The Baltic Sea is a heavily impacted ecosystem with multiple pressures acting simultaneously. In order to quantify ecosystem impacts of integrated climate change and eutrophication pressures under constant high fishing pressure, and to support decision-making and policies in generating environmental and economic sustainable systems, the Baltic Atlantis holistic and mechanistic ecosystem model was applied. The overall aim was to run scenarios of separate and integrated impacts of climate and riverine nutrient load changes, taking into account the interactions of the full food web in the entire Baltic Sea. This was done to identify which of those two pressures will likely dominate the future of the Baltic Sea ecosystem, and to test effects of different riverine nutrient forcing sources as well as the Baltic Atlantis functions in relation to hydrographic spawning thresholds. By integrating the hydrography, the biology covering all trophic levels of the food web, and multiple pressures, i.e. eutrophication, climate change and fishery, we were able to evaluate relative impacts of 3 climate scenarios and 3 nutrient load scenarios, using two sources of nutrient forcing and predict likely trends in ecosystem effects. With focus on major fish stocks, our model, with its assumptions, indicated that nutrient loads are the main driver of the changes in the ecosystem as long as the hydrographic thresholds for spawning are not reached. If the thresholds are reached for the Baltic cod, climate change impact will become most important. Furthermore, higher nutrient loads resulted in cod decrease, and increase in sprat and herring. This effect is amplified by stronger climate change. Overall, it is of crucial importance for the future of the Baltic Sea fisheries and stocks that potential impacts are considered both separate and integrated in a dynamic ecosystem-based management approach.

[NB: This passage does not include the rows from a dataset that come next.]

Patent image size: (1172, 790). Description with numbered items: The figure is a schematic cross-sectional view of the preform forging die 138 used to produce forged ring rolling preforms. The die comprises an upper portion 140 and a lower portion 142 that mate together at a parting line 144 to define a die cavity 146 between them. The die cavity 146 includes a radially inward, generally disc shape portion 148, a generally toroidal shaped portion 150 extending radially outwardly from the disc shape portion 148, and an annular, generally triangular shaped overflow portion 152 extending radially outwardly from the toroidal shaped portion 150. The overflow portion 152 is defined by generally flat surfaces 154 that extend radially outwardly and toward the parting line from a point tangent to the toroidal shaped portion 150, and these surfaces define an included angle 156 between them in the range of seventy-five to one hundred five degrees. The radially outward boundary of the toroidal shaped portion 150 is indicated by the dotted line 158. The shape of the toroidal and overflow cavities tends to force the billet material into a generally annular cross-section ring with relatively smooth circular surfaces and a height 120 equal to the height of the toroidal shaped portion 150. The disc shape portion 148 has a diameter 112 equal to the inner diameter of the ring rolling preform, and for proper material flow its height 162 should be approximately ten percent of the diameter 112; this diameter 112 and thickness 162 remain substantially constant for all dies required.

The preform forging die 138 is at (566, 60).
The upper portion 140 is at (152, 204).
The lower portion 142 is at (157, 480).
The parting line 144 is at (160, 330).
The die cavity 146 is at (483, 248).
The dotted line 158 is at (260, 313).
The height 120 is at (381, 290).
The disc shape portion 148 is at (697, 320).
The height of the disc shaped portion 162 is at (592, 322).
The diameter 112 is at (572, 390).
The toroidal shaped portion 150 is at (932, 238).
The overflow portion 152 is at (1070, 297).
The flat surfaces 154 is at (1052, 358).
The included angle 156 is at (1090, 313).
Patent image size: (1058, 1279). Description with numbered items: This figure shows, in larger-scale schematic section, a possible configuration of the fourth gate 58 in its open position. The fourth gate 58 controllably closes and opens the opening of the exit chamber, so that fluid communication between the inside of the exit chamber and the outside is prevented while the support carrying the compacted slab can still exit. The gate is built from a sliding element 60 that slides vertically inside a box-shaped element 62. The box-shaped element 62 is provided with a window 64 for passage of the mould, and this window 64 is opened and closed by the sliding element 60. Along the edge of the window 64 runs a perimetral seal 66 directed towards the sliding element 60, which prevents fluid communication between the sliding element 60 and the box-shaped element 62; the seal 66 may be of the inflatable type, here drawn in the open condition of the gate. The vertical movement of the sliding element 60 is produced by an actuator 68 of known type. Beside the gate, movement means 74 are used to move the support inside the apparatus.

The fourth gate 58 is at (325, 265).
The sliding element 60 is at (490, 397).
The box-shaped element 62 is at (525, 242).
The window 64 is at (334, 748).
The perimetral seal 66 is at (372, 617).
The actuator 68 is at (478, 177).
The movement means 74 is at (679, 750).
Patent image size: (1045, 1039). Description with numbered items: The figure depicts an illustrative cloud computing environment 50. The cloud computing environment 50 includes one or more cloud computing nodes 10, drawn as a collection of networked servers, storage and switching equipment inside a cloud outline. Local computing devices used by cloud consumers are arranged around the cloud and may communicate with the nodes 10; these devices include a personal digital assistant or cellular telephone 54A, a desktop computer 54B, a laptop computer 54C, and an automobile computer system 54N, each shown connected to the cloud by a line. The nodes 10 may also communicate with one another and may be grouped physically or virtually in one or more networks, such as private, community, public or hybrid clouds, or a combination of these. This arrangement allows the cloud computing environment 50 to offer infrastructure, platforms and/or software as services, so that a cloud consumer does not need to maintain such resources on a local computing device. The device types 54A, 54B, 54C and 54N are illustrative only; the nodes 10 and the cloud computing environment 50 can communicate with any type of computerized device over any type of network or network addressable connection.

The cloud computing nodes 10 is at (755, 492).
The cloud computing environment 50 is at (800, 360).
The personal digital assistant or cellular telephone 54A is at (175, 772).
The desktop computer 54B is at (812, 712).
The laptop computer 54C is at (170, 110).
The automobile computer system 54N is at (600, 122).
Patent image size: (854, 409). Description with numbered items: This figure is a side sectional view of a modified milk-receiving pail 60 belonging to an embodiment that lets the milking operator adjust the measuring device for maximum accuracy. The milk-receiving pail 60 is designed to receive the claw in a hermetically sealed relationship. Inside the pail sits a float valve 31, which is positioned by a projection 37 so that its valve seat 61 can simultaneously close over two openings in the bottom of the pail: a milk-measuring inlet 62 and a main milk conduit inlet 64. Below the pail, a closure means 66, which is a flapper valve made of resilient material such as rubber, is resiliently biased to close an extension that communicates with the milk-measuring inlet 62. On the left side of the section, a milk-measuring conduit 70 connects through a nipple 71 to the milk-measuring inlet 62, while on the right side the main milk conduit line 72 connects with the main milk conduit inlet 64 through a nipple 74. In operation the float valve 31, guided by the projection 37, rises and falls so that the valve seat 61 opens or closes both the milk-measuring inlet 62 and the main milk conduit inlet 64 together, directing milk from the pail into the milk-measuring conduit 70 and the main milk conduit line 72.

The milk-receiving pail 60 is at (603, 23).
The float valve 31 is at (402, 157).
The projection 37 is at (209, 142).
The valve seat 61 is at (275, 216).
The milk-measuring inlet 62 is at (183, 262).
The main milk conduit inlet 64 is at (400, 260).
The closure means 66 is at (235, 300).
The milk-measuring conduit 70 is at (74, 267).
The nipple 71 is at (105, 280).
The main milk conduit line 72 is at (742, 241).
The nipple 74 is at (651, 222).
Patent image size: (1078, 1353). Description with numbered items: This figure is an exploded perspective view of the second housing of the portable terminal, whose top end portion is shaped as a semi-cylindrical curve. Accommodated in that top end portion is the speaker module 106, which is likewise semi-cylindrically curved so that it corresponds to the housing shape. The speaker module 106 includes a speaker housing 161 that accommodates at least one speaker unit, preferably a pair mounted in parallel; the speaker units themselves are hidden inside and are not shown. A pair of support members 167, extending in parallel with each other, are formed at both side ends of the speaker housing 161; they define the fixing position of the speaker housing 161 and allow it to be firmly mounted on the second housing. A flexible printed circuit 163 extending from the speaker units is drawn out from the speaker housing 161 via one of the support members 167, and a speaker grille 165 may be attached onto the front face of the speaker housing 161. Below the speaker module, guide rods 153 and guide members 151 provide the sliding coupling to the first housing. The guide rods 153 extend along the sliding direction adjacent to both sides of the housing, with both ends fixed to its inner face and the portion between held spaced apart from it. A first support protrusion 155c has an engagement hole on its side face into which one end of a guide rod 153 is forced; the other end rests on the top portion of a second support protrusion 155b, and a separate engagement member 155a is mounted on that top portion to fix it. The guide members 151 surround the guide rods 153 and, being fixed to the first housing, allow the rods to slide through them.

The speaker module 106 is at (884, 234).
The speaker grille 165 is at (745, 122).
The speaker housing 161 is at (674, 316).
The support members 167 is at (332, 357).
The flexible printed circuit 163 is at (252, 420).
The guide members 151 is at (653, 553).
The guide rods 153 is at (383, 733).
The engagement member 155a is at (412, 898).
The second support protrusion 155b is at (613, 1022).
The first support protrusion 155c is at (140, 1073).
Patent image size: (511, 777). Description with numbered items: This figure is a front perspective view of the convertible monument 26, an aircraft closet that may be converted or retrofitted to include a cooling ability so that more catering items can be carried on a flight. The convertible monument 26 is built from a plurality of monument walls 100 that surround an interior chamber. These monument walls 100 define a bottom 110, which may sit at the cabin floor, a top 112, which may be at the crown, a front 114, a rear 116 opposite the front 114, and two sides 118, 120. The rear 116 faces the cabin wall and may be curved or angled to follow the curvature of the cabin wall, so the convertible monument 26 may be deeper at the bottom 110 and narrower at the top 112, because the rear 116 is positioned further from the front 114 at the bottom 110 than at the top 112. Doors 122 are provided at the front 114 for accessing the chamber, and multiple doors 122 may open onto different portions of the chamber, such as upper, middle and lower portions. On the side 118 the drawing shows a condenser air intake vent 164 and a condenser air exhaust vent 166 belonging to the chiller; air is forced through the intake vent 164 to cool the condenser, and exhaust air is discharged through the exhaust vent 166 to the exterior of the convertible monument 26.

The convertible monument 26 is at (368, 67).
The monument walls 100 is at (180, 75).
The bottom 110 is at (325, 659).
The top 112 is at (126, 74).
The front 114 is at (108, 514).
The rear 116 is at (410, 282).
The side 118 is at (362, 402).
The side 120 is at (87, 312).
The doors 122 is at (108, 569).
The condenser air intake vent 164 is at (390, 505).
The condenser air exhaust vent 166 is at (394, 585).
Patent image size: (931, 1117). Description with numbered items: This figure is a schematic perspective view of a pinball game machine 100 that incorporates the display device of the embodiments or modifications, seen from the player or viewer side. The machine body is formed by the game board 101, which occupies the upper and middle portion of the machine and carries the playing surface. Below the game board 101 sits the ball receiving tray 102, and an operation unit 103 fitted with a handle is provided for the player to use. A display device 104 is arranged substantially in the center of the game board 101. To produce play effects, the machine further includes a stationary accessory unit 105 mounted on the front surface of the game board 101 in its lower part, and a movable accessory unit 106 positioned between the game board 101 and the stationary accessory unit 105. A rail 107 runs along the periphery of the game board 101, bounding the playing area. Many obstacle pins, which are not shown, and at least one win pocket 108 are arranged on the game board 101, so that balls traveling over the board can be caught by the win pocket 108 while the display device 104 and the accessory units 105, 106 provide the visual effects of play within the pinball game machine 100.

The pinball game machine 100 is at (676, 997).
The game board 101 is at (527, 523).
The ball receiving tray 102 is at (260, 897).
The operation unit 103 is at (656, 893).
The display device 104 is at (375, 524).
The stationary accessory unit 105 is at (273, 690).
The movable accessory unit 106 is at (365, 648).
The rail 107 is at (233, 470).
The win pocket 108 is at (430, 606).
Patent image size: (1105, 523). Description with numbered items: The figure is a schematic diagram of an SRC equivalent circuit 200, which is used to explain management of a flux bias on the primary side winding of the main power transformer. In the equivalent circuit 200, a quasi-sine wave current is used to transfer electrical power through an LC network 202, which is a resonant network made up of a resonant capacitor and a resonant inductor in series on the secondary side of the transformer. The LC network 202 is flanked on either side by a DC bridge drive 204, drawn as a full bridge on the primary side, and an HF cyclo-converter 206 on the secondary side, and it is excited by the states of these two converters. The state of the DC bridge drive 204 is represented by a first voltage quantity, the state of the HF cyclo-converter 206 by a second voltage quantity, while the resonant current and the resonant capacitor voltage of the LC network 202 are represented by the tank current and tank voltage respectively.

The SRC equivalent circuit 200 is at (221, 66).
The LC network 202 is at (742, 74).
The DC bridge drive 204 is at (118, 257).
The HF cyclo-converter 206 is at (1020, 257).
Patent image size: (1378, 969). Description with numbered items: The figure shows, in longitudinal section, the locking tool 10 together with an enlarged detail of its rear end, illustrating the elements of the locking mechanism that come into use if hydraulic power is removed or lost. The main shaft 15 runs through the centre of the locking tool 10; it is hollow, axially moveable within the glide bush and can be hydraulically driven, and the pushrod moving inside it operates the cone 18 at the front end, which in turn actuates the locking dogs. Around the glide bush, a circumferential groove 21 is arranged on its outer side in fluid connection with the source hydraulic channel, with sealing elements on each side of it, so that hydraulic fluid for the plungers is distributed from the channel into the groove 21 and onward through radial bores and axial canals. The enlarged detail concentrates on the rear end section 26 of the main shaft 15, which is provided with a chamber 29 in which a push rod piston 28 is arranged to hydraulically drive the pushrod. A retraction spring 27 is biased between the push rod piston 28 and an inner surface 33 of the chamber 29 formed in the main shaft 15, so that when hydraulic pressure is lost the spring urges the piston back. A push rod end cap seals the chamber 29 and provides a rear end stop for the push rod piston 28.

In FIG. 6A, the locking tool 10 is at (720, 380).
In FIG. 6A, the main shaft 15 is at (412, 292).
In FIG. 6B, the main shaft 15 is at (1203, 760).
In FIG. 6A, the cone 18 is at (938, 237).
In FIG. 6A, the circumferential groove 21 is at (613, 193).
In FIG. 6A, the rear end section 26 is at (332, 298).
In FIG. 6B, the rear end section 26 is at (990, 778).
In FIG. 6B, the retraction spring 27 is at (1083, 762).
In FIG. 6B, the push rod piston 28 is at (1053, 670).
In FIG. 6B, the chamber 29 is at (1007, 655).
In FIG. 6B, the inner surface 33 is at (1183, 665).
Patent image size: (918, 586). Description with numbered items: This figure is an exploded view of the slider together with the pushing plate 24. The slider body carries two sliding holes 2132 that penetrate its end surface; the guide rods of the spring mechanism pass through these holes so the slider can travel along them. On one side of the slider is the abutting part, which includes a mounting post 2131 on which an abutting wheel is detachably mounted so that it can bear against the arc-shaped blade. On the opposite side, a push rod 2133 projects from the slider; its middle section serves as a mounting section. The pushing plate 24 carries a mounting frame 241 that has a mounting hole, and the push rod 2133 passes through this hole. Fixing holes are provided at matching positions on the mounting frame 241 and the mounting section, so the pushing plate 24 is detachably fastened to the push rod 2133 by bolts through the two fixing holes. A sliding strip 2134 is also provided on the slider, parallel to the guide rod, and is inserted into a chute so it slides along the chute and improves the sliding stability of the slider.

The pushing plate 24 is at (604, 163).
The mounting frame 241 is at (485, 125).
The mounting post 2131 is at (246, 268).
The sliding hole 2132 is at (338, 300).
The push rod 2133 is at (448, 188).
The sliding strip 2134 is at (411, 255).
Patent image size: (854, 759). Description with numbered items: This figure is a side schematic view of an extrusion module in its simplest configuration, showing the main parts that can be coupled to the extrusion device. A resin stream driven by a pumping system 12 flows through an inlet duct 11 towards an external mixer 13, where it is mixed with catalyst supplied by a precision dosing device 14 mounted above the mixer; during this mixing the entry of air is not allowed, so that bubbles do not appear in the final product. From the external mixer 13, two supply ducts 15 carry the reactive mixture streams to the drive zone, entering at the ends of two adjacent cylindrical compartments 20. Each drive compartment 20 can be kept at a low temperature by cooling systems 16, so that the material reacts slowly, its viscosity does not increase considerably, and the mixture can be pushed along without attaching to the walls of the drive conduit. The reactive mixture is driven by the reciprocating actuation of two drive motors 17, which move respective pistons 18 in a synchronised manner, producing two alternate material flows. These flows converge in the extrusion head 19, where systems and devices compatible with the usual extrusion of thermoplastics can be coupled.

波罗的海是一个受到严重影响的生态系统，同时具有多种压力。为了量化在持续高捕捞压力下综合气候变化和富营养化压力对生态系统的影响，并支持决策和制定环境和经济可持续系统的政策，我们采用了波罗的海亚特兰蒂斯整体和机械生态系统模型。总体目标是考虑到整个波罗的海中整个食物网的相互作用，对气候和河流养分负荷变化的影响进行单独综合分析。这样做是为了确定这两个压力中的哪一个将主导波罗的海生态系统的未来，并测试与河流产卵阈值相关的不同河流养分强迫源以及波罗的海亚特兰提斯功能的影响。通过整合水文学，涵盖食物网所有营养水平的生物学以及多种压力（即富营养化，气候变化和渔业），我们能够使用两种营养素来评估3种气候情景和3种养分负荷情景的相对影响强迫和预测生态系统影响的可能趋势。着眼于主要鱼类种群，我们的模型及其假设表明，只要没有达到产卵的水文阈值，养分负荷便是生态系统变化的主要驱动力。如果达到波罗的海鳕的阈值，气候变化的影响将变得最重要。此外，较高的营养负荷导致鳕鱼减少，而鲱鱼和鲱鱼增加。气候变化加剧会加剧这种影响。总体而言，对于潜在的影响，无论是单独的还是综合考虑在基于生态系统的动态管理方法中，对于波罗的海渔业和种群的未来至关重要。